Épuration(s)

Publié le 11 mars 2021 par Jean-Emmanuel Ducoin

Quand on veut tuer l’université, on l’accuse d’«islamo-gauchisme»…

Amalgames. Ainsi donc, nos universités seraient gangrenées par toutes les tares idéologiques possibles et imaginables. Professeurs, étudiants, syndicats, tous dans le même sac ! Depuis que la ministre de l’Enseignement supérieur et de la Recherche, Frédérique Vidal, a réitéré sa volonté d’une enquête sur «les radicalités», «les études postcoloniales», «l’intersectionnalité» ou encore «l’islamo-gauchisme», nous assistons à un déchaînement politico-médiatique d’autant plus ahurissant qu’il s’abat aveuglément en toute globalité, sans distance ni réflexion, procédant à des amalgames sectaires et grossiers, sans fondement historique, dans le simple but de nuire et de fermer toute possibilité de débat. Mais que se passe-t-il dans ce pays pour que ce «procès» en «islamo-gauchisme» atteigne le monde universitaire, après avoir frappé une partie de la gauche ? Si l’expression même n’a rien d’innovant par son caractère définitivement excluant, elle gagne en visibilité depuis qu’un certain Manuel Valls l’a utilisée. Partant du principe que le supposé islamo-gauchisme «gangrène l’université et toute la société», l’ineffable madame Vidal a ainsi demandé au CNRS de dresser «un bilan de l’ensemble des recherches» qui se déroulent en France, pour distinguer ce qui relève de la recherche académique de ce qui relève du militantisme. Les mots sont choisis, au risque de susciter l’incompréhension de nombreux Marcheurs, le courroux des universitaires, sans parler du recadrage du CNRS lui-même, puisque le Centre national de la recherche scientifique décida finalement de condamner ce qu’il appelait une «instrumentalisation de la science» et «les tentatives de délégitimation de différents champs de la recherche», avant d’asséner le coup de grâce : «L’islamo-gauchisme, slogan politique utilisé dans le débat public, ne correspond à aucune réalité scientifique.»

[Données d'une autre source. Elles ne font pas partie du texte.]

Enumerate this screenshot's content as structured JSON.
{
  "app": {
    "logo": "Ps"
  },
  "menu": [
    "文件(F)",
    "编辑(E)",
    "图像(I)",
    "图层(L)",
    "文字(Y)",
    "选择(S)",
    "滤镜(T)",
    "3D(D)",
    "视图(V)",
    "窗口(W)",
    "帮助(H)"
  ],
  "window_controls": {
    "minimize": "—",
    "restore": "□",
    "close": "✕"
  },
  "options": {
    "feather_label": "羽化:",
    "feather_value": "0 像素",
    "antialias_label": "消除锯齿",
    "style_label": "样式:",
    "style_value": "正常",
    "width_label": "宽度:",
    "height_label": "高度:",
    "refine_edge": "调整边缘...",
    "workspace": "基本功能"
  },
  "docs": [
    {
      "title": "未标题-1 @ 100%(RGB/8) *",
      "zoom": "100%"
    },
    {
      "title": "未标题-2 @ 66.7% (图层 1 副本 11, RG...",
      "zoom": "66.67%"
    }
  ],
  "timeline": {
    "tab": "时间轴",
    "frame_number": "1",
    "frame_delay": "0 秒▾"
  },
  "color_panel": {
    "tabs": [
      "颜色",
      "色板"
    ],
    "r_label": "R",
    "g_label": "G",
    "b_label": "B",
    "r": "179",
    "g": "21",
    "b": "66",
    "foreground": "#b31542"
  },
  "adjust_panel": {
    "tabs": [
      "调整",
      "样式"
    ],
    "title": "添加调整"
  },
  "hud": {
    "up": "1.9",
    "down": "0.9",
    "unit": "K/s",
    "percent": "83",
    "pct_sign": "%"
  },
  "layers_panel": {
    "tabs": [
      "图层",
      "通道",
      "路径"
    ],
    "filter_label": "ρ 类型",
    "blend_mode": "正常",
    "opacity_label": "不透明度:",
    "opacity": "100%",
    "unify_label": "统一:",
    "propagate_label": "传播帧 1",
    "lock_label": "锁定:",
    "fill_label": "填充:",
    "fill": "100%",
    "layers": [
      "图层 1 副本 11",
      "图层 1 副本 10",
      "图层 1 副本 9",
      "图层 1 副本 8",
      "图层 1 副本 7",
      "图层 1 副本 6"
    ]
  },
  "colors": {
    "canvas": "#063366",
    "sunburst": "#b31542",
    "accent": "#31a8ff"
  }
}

Conflit. Fin de partie ? Pas du tout. La polémique gronde, enfle tant et tant que l’«ennemi intérieur» est désigné à longueur d’antenne : l’université. Effarant moment, celui qui consiste à lancer dans ces lieux du savoir une campagne d’épuration en ramassant «dans un caniveau idéologique une épithète aux sinistres résonances, comme l’écrivait cette semaine dans Libération le philosophe Étienne Balibar. On peut se désoler – c’est mon cas – de voir les porte-parole de la “qualité de la science française’’ vouloir interdire à nos étudiants de participer à de grands courants internationaux d’innovation et de pensée critique, censés attenter aux valeurs républicaines, nous enfermant ainsi dans le provincialisme et le chauvinisme». Celui-ci ajoute : «Le conflit fait partie des lieux du savoir. Quel rapport y a-t-il, dans le champ desdites sciences humaines et sociales, entre la nécessité de prendre parti et celle du savoir pour le savoir – le seul qui mérite ce nom en vérité ?» Étienne Balibar, à contre-courant, se veut formel : l’université doit, plus que par le passé encore (malgré une riche histoire depuis Mai 68), «ouvrir ses portes et ses oreilles à l’extérieur de la société ou, mieux, de la cité », assumant ainsi des sujets « irréductiblement conflictuels», puisque ces conflits existent et devraient nourrir les idées jusque dans les «enceintes réservées aux discours», là où, précise-t-il, «l’idéologie est toujours déjà dans la place sous une forme plus ou moins “dominante’’». Le philosophe démontre ainsi à quel point le savoir parvient au concept non pas en se protégeant de la conflictualité, mais en l’aiguisant, en l’intensifiant autour de grandes alternatives «ontologiques». Et il prévient, par ces mots : «L’histoire de la vérité n’est pas dans la synthèse, même provisoire, mais dans l’ascension polémique, vers les points d’hérésie de la théorie.» Islamo-gauchisme, militantisme, pourquoi pas communisme et marxisme : pour noyer son chien, on l’accuse de tous les maux. La caste supérieure prépare-t-elle la liquidation des départements de sciences sociales, et bien au-delà ?

[BLOC-NOTES publié dans l'Humanité du 12 mars 2021.]